Secondly, Landrieu emphasizes his feelings further by showing that the government failed the people during such a tragic time. He expresses how the people who managed to head out had to resort to shelter on the roofs of houses while waiting for hours for rescue teams to arrive. On the other hand, “People, like apparitions, defiantly emerging from the water — head first, shoulders second — holding a black garbage bag filled with the only things that they had left” (Landrieu). He gave examples of people who were unable to make it out of the zone on time like Vera Smith, whose grave was the street for a few days. The Port of St. Bernard had a sheltering shed that housed thousands of people that it became overwhelmed. He reiterates that even though it had been five years, there still were unclaimed bodies that lay in the Memorial. He joins the society in mourning their dead during this moment and even leads them in a moment of silence to show respect to the departed souls. This emotion from the speakers showed that he felt the pain they felt, he understood their loss and took time to reassure them that what they experienced was not an isolated feeling.

Landrieu moves to explain that through the experience of the people in the Gulf, they were able to come up with a stronger nation that understands the pain of loss. First, this showed when they “endured together,” even though their “lives had lost color,” and “everything was grey” (Landrieu). He goes on to explain about the groups that came in to help the people at that time to deal with the sorrow and get back on their feet. The author uses statements that explains that he also was affected by sharing their feelings. He says that “Bit by bit, time smoothed the jagged edges of our memories.” His use of language that is self-inclusive helps the audience understand that he is a part of them and he felt their pain. He understood their experiences and was just as affected by the storm as they were. Just as he says, “we knew we could not do this alone.” The use of first person pronouns reiterates to the audience his feelings on the situation and his strong sense of their loss and development after the loss.
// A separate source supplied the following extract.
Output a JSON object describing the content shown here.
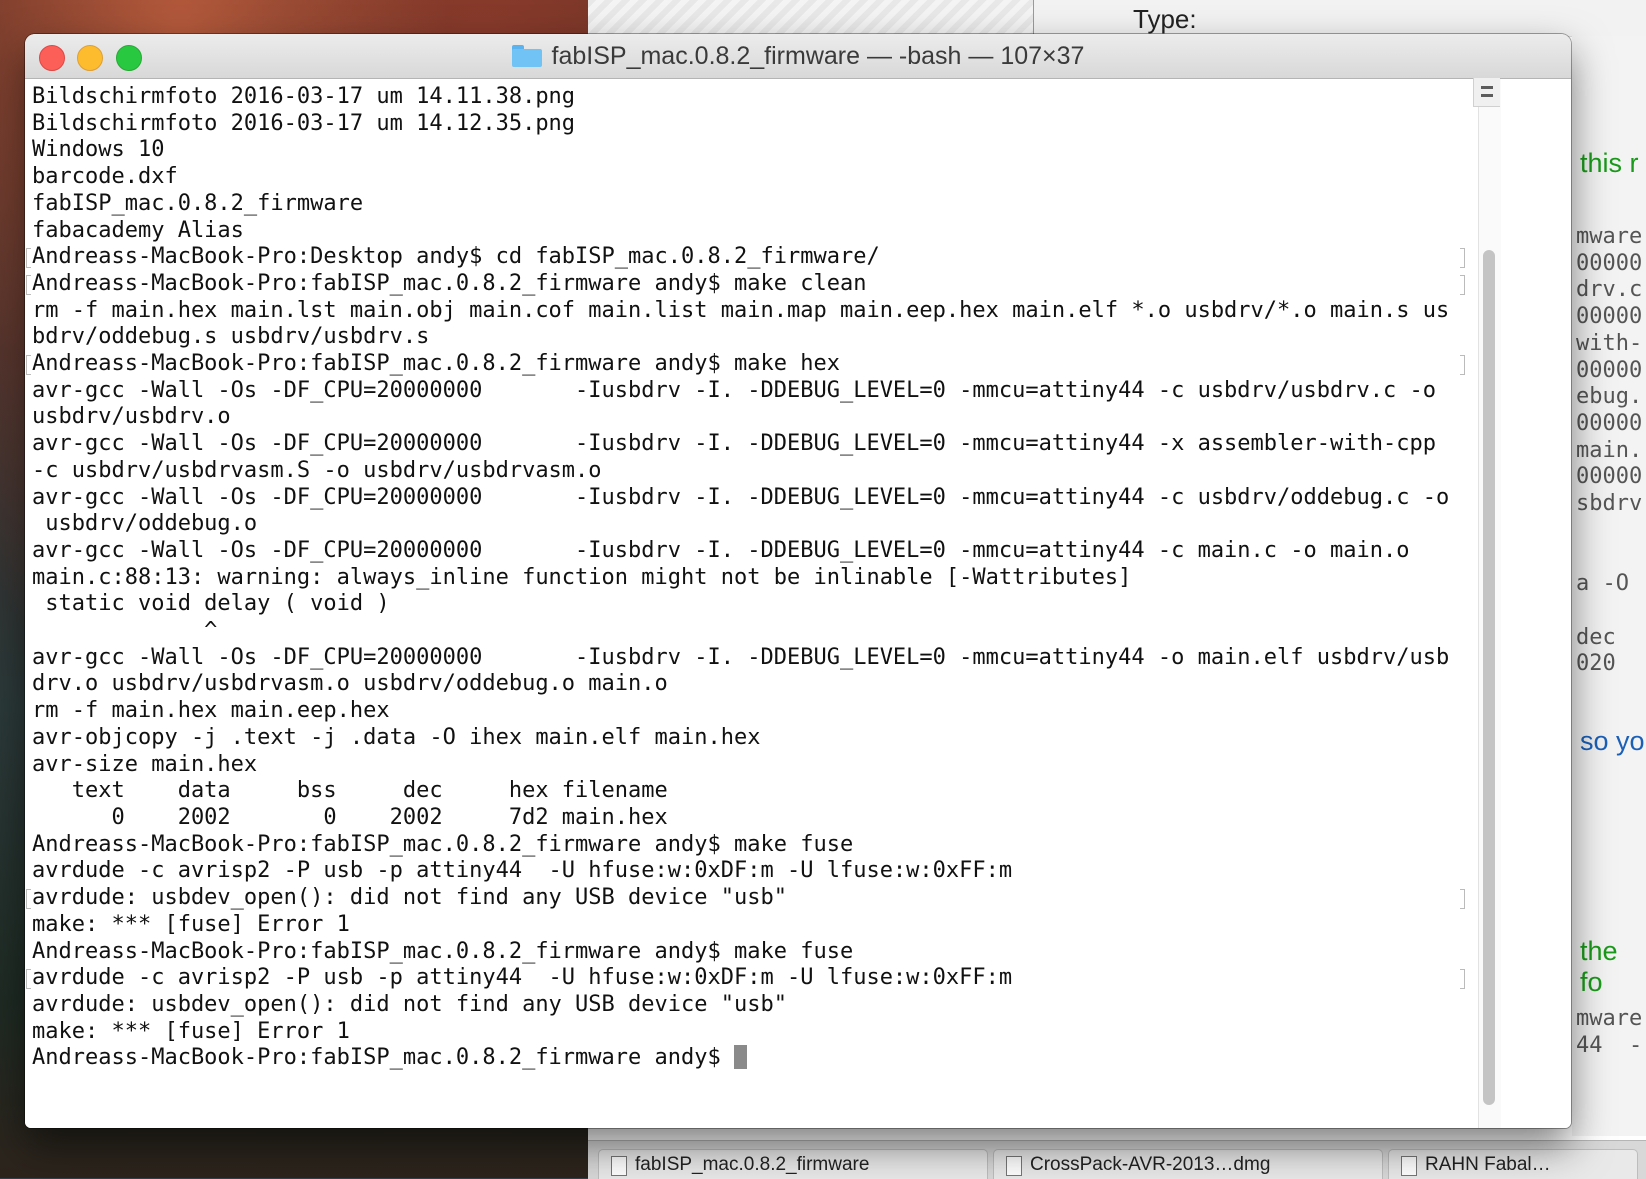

Landrieu closes by explaining how far they had come as a community after the storm. He speaks of their “path to resurrection.” Additionally, he moves to encourage the people to be better people as learnt from the tragedy. This would involve being better neighbors, parents, friends, family, and even children. He establishes that the people should understand the value of other lives since” the value of our lives is not measured by the things that we own.” He expounds by telling the audience that the journey should not end at this point. Rather, they should strive harder to ensure that “tomorrow will always be better than today.” He encourages the people of New Orleans by qualifying to the rest of America that they overcame despite the hardships and were empowered. He ends by speaking blessing on the people of New Orleans as he was assured that they were going to better people as they have “committed to strive, to seek, to find, and never, ever, ever to yield.” The speaker’s words assured the audience that in truth the people of New Orleans are a changed and better society despite their loss.